10 points: Netherlands – S10 – De Diepte
Lieve S10, sweet S10, I just wanna give you a hug after that performance. Really touching when you understand the lyrics and it was performed ever so delicately. The stage concept was perhaps a bit uneventful, even if there were some clever camera cuts and lighting effects. But this was really on another level. I do wonder how this came across to non-Dutch speakers. This was just pure chills for me anyway. Netherlands are on a flippin’ roll. (No, not you, Waylon.)
12 points: Spain – Chanel – SloMo
Again: I’m such a paso doble whore (thank you, Strictly Come Dancing) that I can’t say anything but OLÉ! Especially when it’s set too a Zumbalicious latino pop song like this. The delivery here is simply OFF THE CHARTS on practically all levels. The vocals are quite breathy at the start, but luckily they come through as the song progresses. Which is weird, with that amount of choreography. The routine is packed with ‘moments’, the The Flashdance intermezzo is simply *chef’s kiss* but THAT SLOMO EFFECT IS EVERYTHING. Seriously, best effect at ESC ever. Special mention for the ‘torera’ outfit, which was so much better than the catsuit from the NF. Chanel wiped the floor with the competition from where I’m sitting, literally and figuratively. La reina, la dura, una Bugatti. End of story. Oh, and bless the background dancer that died a thousand deaths during the voting.
All Time Chart
It wasn’t a vintage year by a long shot, which coincides nicely with the winner and reason it will be remembered for. But it’s still nice to see our beloved Grande Dame of a Contest still going strong. Let’s hope we’ll still be able to say this after the ’23 edition. But first: Post Eurovision Depression! James, bring forth the truckload of chocolate!
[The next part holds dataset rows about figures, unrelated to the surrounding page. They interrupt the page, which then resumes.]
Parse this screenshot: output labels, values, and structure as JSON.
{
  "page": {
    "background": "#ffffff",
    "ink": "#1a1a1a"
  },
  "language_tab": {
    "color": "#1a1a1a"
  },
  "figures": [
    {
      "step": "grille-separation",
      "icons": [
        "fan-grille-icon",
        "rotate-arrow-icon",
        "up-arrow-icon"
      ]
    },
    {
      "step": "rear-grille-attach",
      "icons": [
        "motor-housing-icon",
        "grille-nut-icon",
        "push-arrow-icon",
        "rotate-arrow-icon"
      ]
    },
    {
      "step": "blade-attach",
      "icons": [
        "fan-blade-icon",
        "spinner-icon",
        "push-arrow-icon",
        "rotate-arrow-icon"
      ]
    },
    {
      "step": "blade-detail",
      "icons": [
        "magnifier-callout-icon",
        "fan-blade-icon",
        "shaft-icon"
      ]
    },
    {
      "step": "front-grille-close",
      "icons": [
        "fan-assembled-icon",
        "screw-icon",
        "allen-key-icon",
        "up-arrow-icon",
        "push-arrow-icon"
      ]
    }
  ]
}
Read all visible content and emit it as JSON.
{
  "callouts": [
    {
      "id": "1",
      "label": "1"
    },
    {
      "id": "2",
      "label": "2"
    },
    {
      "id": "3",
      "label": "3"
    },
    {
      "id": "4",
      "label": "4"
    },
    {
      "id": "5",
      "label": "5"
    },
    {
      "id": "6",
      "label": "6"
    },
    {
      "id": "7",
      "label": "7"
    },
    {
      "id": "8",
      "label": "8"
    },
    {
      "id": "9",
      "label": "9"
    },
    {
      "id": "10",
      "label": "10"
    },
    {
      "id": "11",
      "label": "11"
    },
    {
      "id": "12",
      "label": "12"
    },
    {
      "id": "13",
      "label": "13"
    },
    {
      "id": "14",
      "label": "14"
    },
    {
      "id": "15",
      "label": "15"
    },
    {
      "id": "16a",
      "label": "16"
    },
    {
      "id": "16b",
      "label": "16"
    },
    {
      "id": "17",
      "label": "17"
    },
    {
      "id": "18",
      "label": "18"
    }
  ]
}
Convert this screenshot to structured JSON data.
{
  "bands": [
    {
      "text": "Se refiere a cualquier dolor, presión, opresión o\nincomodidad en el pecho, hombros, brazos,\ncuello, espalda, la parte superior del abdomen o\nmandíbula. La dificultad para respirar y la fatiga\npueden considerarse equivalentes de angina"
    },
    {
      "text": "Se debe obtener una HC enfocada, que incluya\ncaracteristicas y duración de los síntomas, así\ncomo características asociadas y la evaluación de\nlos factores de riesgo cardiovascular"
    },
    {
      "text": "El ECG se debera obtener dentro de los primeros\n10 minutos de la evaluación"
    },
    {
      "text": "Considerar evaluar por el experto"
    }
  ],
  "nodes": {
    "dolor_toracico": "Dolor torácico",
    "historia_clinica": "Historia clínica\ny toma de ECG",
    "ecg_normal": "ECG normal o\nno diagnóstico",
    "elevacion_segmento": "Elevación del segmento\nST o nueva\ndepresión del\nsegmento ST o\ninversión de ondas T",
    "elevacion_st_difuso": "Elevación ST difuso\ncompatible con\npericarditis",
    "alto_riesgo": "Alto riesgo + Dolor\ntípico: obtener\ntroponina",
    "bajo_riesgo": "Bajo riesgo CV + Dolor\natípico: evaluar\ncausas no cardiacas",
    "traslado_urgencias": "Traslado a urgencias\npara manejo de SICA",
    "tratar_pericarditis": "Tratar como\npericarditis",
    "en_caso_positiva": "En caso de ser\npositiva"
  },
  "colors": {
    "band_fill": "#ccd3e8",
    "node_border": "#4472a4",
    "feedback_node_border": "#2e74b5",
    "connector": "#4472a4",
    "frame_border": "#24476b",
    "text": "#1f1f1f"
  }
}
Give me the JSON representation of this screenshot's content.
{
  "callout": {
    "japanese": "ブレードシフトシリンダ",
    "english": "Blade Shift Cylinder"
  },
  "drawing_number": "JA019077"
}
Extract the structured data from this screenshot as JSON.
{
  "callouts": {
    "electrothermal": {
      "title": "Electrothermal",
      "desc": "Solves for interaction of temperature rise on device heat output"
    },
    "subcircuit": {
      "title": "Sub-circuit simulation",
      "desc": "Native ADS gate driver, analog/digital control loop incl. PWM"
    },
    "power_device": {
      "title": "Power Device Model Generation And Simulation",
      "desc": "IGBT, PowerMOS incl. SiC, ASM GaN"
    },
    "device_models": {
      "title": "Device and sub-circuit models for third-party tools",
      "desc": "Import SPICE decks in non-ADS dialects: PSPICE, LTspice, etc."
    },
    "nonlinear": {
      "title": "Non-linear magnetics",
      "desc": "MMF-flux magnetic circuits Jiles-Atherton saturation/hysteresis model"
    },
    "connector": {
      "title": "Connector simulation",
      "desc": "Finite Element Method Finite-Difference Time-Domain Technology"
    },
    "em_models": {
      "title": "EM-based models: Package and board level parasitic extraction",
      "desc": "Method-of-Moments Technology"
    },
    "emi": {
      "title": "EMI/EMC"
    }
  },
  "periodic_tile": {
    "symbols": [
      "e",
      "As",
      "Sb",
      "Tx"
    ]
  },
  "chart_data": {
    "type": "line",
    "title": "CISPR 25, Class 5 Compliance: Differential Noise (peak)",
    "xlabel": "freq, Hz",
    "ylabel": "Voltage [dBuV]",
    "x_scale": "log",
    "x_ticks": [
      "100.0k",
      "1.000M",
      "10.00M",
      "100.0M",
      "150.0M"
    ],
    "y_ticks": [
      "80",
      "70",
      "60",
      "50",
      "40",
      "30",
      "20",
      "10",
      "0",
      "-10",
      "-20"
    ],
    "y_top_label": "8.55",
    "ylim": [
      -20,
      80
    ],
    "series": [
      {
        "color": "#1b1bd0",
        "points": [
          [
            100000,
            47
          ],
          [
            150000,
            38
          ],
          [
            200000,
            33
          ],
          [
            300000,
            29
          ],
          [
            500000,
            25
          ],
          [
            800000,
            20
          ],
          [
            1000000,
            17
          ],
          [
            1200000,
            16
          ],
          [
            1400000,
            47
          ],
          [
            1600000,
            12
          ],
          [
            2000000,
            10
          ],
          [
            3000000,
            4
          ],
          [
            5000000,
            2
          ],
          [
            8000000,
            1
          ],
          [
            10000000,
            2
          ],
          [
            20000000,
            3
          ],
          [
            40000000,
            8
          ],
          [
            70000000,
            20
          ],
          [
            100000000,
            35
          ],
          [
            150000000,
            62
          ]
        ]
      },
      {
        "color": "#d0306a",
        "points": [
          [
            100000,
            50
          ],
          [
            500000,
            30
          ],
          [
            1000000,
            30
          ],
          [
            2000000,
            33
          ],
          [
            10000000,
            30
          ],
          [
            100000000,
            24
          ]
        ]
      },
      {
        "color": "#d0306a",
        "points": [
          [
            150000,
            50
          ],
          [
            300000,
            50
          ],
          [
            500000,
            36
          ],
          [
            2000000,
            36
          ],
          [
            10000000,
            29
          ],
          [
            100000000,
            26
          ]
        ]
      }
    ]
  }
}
Before I forget, just a quick look at the Dimivision all time ranking, where Sweden jumps over Italy towards the top three and Spain re-enters the top ten. Somewhere down at the bottom, Lithuania more than doubled its total in the past two years alone. Keep it up!
1 France – 247 (1960 – 1977 – 1991 – 2002 – 2009)
2 Netherlands – 231 (1970 – 1971 – 1993)
3 Belgium – 201 (1968 – 1983 – 1986 – 1990 – 2003)
4 Sweden – 191 (1974 – 2012 – 2018)
5 Italy – 190 (1958 – 1964 – 1978 – 1992 – 2021)
6 Finland – 189 (1962 – 1979 – 1985 – 1988 – 1989 – 2006 – 2007)
7 Norway – 181 (1966 – 1982 – 2000 – 2013)
8 Portugal – 179 (1972 – 1998 – 2017)
9 Germany – 169 (1959 – 1975 – 2011)
10 Spain – 132 (1973 – 2022)
11 United Kingdom – 135 (1961 – 1965)
12 Ireland – 126 (1969 – 1980 – 1984 – 1996)
13 Israel – 118 (1976)
14 Luxembourg – 107 (1956 – 1967)
15 Turkey – 105
16 Switzerland – 105
17 Denmark – 92 (1957 – 1963 – 2001)
18 Iceland – 89 (1987 – 2019)
19 Greece – 87 (1981)
20 Austria – 78 (2014)
21 Slovenia – 76
22 Estonia – 67 (1999)
23 Bosnia-Herzegovina – 66
24 Russia – 61 (1994)
25 Monaco – 51
Read you in the spring of next year!